For starters, the recording budget for this album was nothing, because Cook owns his own recording studio called The Small Room, located in Atlanta, Ga. When it came to writing this record, Cook spent the last two years on tour with Shawn Mullins, so all of the writing took place on the road. He would record back at home whenever he could take a break from or wasn’t working on other artists’ records.
Cook’s writing was influenced by some unusual surroundings, as Cook wrote the entire album while living out of an RV on tour, whereas he’d previously toured on buses and stayed in hotels.
“It exposed me to a lot of the United States that I’ve never seen before,” he says. “Traveling to the ‘Red States’ and witnessing the different levels of education and tolerance in the U.S. first-hand was very eye opening.”
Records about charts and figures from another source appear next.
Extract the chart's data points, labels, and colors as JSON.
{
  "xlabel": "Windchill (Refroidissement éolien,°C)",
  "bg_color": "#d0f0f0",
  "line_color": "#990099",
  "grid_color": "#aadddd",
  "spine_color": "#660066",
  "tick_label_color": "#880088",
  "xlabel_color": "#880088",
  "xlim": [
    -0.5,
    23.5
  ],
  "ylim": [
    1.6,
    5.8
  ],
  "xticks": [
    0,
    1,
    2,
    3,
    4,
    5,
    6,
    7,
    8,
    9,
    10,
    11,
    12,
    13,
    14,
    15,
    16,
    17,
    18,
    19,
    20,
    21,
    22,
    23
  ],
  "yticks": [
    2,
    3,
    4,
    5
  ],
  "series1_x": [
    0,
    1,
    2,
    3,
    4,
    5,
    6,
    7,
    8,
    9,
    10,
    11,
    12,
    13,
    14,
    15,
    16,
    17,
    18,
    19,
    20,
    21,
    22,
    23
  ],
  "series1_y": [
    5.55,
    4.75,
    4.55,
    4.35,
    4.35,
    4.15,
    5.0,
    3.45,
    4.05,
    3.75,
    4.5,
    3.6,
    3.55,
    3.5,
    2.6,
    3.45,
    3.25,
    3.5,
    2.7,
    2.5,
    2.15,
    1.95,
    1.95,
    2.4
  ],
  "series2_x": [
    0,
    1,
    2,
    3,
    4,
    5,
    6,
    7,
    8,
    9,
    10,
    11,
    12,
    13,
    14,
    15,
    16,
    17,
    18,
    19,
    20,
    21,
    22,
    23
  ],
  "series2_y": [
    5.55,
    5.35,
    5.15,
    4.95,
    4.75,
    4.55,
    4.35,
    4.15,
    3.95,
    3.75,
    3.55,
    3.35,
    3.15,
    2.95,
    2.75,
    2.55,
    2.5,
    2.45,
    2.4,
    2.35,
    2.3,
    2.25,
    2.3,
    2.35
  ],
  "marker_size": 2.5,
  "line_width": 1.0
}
Cook chose to title this album, The Year I Grew Up, because he just turned 30. “In writing this record, a lot of things came to mind, not just the number 30,” he reveals. “This album is about growing up, sliding out of my 20s and becoming a man.” This isn’t a themed album or concept record. In that two-year span on the road, he wrote 25 songs but the 13 that ended up on The Year I Grew Up definitely sound like they should go on one record.
As for the songwriting process, Cook confessed that it had been a couple of years since he last wrote and then five or six songs would just start popping up and would be in limbo. When he’d finish those, another five or six would occur. Being on tour with Shawn Mullins was a big influence in this record.
“He’s 10 years older than I am, and I felt like a sponge just trying to draw up as much water from him as possible,” says Cook. A standout track on the album is “Losertown.” Recalling the idea of his “Red State” surroundings, Cook confessed that he felt like he had to write that song after traveling through Nebraska or Oklahoma.
“I remember stopping at a truck-stop and seeing a little boy and thinking to myself, that if this kid grew up somewhere else he may have had a chance to be something but because he grew up here he was stuck in ‘Losertown.’”
Another noteworthy track is “Going Through the Motions,” which points its finger at this generation and demands that they become more aware, more accountable and step up -- the way that their parents did.
Cook admits that he loves being an American and having these liberties but doesn’t feel that people are doing much with them.
“I hope that The Year I Grew Up inspires others to stand up,” he says. “Even if that person is just a songwriter, I hope that they become more lyrical and dig deeper than they had been before.”